29 Nisan 2011 Cuma

MÜLKİYE(Vatan) MARŞI ve HİKAYESİ

Sağol Reis..
iyi oldu bu şarkı..(maziyi nasıl taşlar yazmışsa denizler)
Pek severim.. bu şarkıyı..(1)
Daha önce degerli hocama (İF) sormuştum.. Bu şarkının bestecisi Nihal Erkutun Eşide bestecimi..? diye..
Nihal Hanımın eşi de büyük besteci degilmi..?
Bu şarkıyı belkide hanfendi eşi için yazmıştır.. geç dönemde..
Ne dersin..Reis..?

Sevgiler Saygılar Selamlar
Mekan.. 9.8.2008

Şarkıyı dinlemek için playerı çalıştırın.


Sevgili Mekan,
Fatma Nihal Erkutun önemli bir kadın bestecilerimiz; kendisi hakkında topladığım kısa malumatı aşağıya aktarıyorum.
Bestekarımızın ilginç bir özelliği de Mülkiye Marşı ile olan bağlantısıdır. Bu marşın bestekarı ağabeyi Musa Süreyya Bey dir. Güftesi eski bir hariciye mensubu Cemal Edhem'e(Yeşil) ait olan bu marş Vatan Marşı olarak da bilinir.
Bestekar Nihal Erkutun 1906-1989 yılları arasında yaşamış ve birçok ünlü eser bırakmıştır. Piyano eğitimi almış ve İstanbul Radyosu'nda şarkılar söylemiştir. daha sonra Ankara Radyosu'da piyanist olarak çalışmıştır. Tanbur da çalmış ve 30'dan fazla beste yapmıştır.
Mülkiye Marşı'nin güfte yazarı Mülkiye 1921 mezunu Cemal Edhem (Yeşil) Bey, 1918'de kaleme aldığı bu şiir için, o zamanki duygu ve düşüncelerini yıllar sonra şöyle anlatmıştır:

"... Bunu şimdi ifade edebilmek çok zor. Aradan elli yıla yakın zaman geçti. O zamanın havasına girmeyi denemek, yirmi yaşından önce alınmış bir soluğu elli yıl ciğerlerinde tutup yetmişine yakın vermeyi düşünmek gibi birşey olur. Yine de şu kadarını söyleyeyim: Mülkiye'nin 1918'de yeniden açılışı, Birinci Dünya Savaşı'ndan sonraki Mütareke Yılları'nın ilk günlerine rastlar. Okul'a girdiğimizin altıncı ayına doğru yazdığım bu şiire, o kara günlerin gittikçe artarak yüreklerimizde yer eden acısı ve acılığı ister istemez sinecekti.

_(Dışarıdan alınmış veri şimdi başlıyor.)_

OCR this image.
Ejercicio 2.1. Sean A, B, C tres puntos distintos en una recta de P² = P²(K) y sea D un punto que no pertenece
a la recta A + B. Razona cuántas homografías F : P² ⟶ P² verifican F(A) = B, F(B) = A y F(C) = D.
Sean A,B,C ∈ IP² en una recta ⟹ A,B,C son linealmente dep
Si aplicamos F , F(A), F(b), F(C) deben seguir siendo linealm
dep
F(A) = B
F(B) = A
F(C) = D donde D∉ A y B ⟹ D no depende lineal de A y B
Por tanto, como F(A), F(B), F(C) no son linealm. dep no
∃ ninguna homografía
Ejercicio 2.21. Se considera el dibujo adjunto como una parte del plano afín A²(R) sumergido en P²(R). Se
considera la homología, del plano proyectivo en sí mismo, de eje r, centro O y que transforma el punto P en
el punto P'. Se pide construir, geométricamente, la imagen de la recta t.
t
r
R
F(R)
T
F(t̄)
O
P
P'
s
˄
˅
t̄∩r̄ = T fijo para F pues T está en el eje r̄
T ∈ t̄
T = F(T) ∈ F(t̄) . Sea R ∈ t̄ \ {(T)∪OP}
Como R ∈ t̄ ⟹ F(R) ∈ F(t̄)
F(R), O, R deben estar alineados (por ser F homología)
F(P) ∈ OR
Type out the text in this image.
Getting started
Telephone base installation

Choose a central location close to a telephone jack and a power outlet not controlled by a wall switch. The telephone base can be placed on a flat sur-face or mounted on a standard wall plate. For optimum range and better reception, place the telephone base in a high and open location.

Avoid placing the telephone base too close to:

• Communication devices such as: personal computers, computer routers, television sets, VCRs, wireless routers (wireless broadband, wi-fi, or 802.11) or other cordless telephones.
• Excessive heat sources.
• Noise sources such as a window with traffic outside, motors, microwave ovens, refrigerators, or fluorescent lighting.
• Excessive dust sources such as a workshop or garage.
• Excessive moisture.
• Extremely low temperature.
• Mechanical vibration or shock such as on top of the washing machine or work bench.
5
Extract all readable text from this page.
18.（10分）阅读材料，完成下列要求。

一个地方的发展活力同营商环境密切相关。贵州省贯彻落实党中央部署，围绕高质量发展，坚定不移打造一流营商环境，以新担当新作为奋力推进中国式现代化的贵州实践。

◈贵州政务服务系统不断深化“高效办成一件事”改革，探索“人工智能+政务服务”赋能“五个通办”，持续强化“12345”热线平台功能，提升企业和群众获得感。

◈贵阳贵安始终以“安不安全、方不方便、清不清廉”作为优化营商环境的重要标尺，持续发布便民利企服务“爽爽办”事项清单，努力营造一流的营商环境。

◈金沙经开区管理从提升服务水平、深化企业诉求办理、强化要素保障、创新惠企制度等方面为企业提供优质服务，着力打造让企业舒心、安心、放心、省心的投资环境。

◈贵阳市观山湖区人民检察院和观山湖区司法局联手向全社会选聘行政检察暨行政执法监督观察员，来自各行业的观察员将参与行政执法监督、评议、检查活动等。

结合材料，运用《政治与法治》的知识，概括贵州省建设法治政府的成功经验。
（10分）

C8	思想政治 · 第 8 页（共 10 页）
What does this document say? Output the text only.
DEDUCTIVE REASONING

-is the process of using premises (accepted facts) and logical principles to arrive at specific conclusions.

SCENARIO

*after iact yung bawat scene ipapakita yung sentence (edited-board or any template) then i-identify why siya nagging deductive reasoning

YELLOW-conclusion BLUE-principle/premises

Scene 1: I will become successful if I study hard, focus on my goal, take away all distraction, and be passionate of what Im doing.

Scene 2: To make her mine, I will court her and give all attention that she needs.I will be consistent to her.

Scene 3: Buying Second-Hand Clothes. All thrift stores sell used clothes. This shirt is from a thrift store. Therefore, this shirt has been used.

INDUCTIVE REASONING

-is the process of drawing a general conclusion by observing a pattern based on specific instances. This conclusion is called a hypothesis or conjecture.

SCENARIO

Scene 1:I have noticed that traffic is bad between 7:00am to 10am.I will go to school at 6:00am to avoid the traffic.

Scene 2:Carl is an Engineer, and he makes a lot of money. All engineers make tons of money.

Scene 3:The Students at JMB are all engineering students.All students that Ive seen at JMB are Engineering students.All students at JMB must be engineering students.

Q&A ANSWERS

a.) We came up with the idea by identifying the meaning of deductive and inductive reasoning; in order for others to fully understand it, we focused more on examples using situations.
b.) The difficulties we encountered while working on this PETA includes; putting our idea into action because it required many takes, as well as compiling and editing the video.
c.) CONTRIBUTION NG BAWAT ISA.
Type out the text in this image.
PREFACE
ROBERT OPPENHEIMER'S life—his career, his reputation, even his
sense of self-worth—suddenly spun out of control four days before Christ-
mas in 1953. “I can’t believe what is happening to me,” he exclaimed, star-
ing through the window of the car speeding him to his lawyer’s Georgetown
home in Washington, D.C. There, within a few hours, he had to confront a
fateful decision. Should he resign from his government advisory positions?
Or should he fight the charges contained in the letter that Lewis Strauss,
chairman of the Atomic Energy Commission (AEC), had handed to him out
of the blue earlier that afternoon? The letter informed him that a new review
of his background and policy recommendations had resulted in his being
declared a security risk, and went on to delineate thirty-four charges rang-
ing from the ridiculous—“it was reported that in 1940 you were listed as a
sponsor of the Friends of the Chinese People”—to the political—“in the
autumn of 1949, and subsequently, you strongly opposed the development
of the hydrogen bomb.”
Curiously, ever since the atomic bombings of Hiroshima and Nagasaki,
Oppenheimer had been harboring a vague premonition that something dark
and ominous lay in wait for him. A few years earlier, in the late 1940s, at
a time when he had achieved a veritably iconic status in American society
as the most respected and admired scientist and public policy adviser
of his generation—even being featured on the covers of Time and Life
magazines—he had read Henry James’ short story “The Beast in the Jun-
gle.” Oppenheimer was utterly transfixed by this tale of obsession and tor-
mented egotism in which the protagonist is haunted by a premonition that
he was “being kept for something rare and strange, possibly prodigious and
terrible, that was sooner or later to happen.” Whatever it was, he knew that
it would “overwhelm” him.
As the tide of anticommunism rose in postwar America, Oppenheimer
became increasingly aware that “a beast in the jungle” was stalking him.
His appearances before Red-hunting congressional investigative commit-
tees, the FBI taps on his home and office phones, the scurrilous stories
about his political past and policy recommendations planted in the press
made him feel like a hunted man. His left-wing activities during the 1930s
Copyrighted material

Güftenin o zaman için aşırı iyimser görünüşünü de delikanlılık çağını yenilgiye karşı direnme gücüne ve aydınlık bir geleceğe özlem duygusuna verebiliriz."

Kuşatılmıs, hırpalayıcı, horlayıcı günlerin yarattığı öfkeyle, taş gibi sessizleşmek yerine duyarlılaşan gençliğin başka bir dünya kurmaya hazır olduğunu dile getiren, coşku ve soyluluk ifadesi bu şiir, daha sonra değerli besteci Musa Süreyya Bey tarafından bestelenmiştir.
Musa Süreyya Beyin değerli kardeşi Nihal Erkutun, Mülkiye Marşı'nın bestelendiği geceyi şöyle anlatmaktadır :

"Gayet iyi hatırlıyorum. Mütareke yıllarında bir gece, bir dostumuzun evinde ailece toplandığımız sırada, Marş'ın güftesini getirdiler.
Ağabeyim, güfteyi okuyunca, çok duygulandı. Hemen kalktı; orada bulunan piyanonun başına geçip bu Marş'ı o gece besteledi..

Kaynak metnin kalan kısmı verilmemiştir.